Since South Africa locked the country down to tackle Covid-19, we have conducted nearly 3.6-million tests. An entire new system for testing had to be built. On any given day, as many as 30 000 tests are being done.
Contrast this with our lead story this week. Our laboratories are sitting on a backlog of more than 30 000 DNA specimens. These are all needed to prosecute people for rape and other gender-based attacks. The government blames contracts and all sorts of administrative problems for the failure to clear this backlog.
As we report, as a result, a mother has to live down the street from the family of the man who raped her five-year-old daughter. In the Eastern Cape, the family of Aviwe Wellem have to live without any closure, unsure of who raped and killed the 21-year-old a year ago.
Her aunt tells us: “The police can’t tell us anything about the case because they can’t get the DNA results either. It’s a year now and I can’t understand why this is not a priority.”
This means that thousands of gender-based violence cases will not progress. Thousands of men who are rapists and murderers will continue walking in our streets because DNA results are still not available.
Every woman and child is affected by this.
When President Cyril Ramaphosa used his address to the nation on Covid to talk about gender-based violence as another pandemic, he set a verbal marker of intent. He did the same after the rape and murder of Uyinene Mrwetyana last year.
But when you look at these basic failures in something as mechanical — and therefore easy to solve — as testing, you get an insight into how little our system really takes violence against women seriously.
We have come through yet another month ostensibly dedicated to women. Another month of speeches and promises.
Ramaphosa and his colleague Bheki Cele speak at podiums about action that needs to be taken, yet the basic tools needed to put murderers and rapists behind bars have not been given to the justice system.

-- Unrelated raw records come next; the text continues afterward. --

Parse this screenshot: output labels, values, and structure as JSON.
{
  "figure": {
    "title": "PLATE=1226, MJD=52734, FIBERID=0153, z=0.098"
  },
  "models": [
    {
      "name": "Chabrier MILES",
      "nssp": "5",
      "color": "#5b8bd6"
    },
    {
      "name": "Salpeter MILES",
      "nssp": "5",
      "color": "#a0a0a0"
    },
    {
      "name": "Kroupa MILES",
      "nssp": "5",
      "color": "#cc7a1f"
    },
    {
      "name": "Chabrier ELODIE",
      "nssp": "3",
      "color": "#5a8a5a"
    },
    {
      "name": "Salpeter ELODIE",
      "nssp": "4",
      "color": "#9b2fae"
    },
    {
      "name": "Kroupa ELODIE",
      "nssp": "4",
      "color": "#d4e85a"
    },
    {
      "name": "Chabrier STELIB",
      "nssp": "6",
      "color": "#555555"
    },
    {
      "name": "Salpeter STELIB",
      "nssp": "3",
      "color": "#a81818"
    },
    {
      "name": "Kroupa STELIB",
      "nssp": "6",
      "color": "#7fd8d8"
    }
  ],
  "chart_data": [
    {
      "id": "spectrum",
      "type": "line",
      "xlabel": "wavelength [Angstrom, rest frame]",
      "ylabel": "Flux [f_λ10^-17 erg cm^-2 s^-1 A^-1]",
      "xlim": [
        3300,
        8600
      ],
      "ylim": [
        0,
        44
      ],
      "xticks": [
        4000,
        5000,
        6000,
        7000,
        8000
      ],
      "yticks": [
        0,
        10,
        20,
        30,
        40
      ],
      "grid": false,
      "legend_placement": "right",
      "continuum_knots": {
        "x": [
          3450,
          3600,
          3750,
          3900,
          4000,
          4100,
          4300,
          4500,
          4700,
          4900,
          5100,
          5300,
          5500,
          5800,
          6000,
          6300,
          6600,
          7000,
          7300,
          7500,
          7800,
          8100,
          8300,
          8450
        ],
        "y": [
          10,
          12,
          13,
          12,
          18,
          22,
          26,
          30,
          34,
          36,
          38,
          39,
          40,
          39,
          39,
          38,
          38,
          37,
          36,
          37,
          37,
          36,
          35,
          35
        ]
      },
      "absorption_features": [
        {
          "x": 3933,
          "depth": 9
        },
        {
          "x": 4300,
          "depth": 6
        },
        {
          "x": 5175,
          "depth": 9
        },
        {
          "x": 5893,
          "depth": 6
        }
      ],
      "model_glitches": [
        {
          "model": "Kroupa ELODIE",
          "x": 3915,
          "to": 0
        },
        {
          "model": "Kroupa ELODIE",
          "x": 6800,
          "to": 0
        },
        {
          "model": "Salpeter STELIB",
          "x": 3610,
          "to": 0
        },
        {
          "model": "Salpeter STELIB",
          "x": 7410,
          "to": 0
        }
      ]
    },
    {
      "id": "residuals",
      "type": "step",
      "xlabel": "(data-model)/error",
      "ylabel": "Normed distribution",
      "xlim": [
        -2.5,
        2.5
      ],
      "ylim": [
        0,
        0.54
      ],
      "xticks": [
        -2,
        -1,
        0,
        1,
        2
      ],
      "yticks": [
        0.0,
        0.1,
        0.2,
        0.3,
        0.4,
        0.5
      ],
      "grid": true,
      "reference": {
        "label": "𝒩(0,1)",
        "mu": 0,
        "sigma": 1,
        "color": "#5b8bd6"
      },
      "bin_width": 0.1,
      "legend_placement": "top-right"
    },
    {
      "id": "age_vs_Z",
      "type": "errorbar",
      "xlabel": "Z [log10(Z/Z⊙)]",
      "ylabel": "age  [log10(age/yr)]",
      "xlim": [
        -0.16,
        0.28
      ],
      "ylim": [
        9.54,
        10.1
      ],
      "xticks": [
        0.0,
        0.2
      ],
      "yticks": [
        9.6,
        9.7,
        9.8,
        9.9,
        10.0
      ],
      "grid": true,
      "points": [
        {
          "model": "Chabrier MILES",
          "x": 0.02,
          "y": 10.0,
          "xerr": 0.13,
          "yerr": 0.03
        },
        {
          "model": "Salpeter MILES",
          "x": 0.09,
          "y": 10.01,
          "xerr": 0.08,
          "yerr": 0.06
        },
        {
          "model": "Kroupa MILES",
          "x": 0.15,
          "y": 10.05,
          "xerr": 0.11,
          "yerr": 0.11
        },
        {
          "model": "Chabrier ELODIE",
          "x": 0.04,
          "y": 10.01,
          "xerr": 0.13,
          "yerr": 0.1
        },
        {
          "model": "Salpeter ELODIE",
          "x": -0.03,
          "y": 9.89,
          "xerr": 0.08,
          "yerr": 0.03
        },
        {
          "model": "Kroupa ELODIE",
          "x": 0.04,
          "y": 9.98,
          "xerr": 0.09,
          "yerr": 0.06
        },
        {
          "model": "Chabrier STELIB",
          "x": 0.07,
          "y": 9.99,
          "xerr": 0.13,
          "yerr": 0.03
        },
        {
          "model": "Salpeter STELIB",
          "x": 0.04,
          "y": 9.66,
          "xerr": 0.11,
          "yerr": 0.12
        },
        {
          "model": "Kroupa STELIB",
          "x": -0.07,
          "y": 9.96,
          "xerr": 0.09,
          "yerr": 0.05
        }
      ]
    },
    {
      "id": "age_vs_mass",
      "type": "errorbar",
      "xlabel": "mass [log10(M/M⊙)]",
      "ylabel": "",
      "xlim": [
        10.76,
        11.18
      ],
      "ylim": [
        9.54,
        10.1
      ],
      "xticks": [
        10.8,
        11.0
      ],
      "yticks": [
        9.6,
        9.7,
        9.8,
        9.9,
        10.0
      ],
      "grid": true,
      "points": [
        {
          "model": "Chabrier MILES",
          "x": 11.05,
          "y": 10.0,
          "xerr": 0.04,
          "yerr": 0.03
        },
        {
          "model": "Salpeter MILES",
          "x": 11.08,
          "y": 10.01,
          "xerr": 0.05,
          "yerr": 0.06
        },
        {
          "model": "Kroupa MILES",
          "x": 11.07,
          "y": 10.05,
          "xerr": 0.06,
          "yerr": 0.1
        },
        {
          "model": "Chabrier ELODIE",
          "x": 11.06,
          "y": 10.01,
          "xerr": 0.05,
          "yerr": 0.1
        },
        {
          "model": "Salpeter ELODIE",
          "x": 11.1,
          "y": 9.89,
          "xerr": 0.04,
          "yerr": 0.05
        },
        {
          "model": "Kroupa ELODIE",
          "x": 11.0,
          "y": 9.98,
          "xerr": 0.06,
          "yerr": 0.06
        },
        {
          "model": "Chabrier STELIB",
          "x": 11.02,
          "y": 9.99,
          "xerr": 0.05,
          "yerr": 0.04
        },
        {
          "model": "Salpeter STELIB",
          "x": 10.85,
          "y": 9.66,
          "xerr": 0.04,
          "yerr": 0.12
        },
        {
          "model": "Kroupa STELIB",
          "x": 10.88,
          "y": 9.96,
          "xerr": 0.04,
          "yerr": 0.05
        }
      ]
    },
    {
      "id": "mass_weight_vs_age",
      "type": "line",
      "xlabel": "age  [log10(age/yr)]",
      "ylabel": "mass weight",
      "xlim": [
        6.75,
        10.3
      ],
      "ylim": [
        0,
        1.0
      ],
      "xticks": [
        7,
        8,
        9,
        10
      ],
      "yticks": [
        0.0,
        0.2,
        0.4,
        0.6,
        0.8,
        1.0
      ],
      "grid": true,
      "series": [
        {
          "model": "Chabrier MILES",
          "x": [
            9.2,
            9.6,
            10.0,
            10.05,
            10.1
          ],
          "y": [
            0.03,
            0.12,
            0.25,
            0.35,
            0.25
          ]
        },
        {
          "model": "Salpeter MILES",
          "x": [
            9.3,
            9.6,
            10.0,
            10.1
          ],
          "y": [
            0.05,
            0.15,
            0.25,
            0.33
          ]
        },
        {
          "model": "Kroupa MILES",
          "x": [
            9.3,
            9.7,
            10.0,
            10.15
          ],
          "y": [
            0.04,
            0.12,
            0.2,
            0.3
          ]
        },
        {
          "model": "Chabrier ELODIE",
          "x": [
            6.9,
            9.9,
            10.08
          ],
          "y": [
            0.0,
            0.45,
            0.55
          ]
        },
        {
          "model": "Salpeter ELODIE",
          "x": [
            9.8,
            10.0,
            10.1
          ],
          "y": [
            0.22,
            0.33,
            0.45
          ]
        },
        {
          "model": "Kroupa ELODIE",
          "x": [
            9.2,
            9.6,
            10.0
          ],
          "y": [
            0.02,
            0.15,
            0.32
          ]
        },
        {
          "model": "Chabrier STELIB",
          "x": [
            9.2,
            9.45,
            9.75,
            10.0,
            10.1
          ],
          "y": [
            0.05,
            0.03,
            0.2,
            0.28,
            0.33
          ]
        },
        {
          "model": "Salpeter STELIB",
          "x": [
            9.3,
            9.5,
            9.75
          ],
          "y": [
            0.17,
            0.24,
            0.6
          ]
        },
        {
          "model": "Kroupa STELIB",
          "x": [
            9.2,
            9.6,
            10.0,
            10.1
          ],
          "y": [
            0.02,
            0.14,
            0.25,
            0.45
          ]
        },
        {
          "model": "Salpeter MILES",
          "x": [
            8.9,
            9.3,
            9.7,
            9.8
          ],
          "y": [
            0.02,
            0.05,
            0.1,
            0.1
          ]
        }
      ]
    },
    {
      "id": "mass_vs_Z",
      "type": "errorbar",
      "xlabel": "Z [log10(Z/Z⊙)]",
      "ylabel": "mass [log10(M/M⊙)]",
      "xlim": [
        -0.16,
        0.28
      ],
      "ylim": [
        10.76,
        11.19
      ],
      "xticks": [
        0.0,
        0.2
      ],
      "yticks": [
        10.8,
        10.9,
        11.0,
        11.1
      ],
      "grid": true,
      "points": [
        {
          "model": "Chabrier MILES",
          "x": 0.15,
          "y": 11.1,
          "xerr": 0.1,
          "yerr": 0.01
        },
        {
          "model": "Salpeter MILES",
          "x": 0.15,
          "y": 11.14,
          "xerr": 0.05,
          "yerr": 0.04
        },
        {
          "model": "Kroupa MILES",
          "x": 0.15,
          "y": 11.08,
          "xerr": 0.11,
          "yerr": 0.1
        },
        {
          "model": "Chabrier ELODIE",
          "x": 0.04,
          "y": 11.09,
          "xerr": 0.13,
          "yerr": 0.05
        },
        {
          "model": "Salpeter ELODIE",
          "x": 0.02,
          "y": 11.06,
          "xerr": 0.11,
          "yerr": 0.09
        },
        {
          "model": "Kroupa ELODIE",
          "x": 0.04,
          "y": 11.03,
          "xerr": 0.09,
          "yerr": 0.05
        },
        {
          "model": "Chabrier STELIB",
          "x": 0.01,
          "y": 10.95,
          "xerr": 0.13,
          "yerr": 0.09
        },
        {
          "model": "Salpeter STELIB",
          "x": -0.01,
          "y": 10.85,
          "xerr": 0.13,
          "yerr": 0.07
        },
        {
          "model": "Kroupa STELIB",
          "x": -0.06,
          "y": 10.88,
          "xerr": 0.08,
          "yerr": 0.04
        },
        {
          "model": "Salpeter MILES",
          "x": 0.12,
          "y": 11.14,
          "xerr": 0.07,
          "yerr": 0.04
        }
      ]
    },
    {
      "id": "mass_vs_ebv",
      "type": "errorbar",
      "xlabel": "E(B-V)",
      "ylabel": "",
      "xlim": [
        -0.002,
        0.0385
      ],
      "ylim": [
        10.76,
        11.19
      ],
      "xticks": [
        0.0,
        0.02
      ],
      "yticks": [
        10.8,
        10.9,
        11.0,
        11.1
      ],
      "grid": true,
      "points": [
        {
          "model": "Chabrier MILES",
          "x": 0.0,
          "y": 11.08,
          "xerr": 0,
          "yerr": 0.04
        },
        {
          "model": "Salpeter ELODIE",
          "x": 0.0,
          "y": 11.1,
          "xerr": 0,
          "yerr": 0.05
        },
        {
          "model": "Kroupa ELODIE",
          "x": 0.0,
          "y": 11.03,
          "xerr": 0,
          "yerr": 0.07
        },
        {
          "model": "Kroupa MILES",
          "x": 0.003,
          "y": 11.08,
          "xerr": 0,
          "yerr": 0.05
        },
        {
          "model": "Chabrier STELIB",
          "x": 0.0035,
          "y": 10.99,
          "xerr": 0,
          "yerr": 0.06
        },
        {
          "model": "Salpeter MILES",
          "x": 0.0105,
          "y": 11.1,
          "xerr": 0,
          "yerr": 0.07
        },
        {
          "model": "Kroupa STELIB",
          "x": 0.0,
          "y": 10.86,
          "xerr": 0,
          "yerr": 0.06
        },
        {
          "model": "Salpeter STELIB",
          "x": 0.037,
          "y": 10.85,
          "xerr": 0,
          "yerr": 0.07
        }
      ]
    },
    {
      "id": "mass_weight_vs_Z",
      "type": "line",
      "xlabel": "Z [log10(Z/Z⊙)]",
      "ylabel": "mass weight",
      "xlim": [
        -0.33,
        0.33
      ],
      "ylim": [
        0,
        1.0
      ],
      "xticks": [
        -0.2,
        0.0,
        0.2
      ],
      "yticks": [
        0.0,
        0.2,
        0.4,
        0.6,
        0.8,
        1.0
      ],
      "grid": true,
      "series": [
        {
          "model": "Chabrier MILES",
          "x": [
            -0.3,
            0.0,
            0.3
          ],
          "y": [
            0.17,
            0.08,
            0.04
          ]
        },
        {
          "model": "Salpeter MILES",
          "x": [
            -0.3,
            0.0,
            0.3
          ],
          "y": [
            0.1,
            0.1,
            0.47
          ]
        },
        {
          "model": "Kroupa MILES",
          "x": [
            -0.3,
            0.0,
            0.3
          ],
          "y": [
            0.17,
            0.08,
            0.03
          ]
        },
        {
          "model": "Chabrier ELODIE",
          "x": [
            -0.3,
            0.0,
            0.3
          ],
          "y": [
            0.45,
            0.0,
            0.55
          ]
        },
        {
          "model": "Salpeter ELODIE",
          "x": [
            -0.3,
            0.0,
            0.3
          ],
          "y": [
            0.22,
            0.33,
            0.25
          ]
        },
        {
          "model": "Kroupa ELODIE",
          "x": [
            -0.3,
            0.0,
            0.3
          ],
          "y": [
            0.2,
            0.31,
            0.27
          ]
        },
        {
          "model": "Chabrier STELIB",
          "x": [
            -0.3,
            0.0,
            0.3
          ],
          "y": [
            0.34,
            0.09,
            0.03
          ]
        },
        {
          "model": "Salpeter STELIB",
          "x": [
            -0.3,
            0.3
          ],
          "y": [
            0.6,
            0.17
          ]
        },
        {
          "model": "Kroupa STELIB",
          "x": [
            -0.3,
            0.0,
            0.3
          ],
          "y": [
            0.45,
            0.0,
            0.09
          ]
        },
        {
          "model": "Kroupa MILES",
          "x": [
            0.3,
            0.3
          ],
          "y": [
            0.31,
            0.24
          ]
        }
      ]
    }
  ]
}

Mothers want answers as to why their daughters were found butchered in bushes. Toddlers are scarred for life because men violated them. Women cannot walk at night fearing being raped and murdered while nobody ever gets closure.
What chance do we have of tackling the deeper psychological and societal problems that drive violence against women if we cannot even do the basics?
Covid has shown what we can achieve if we really want to.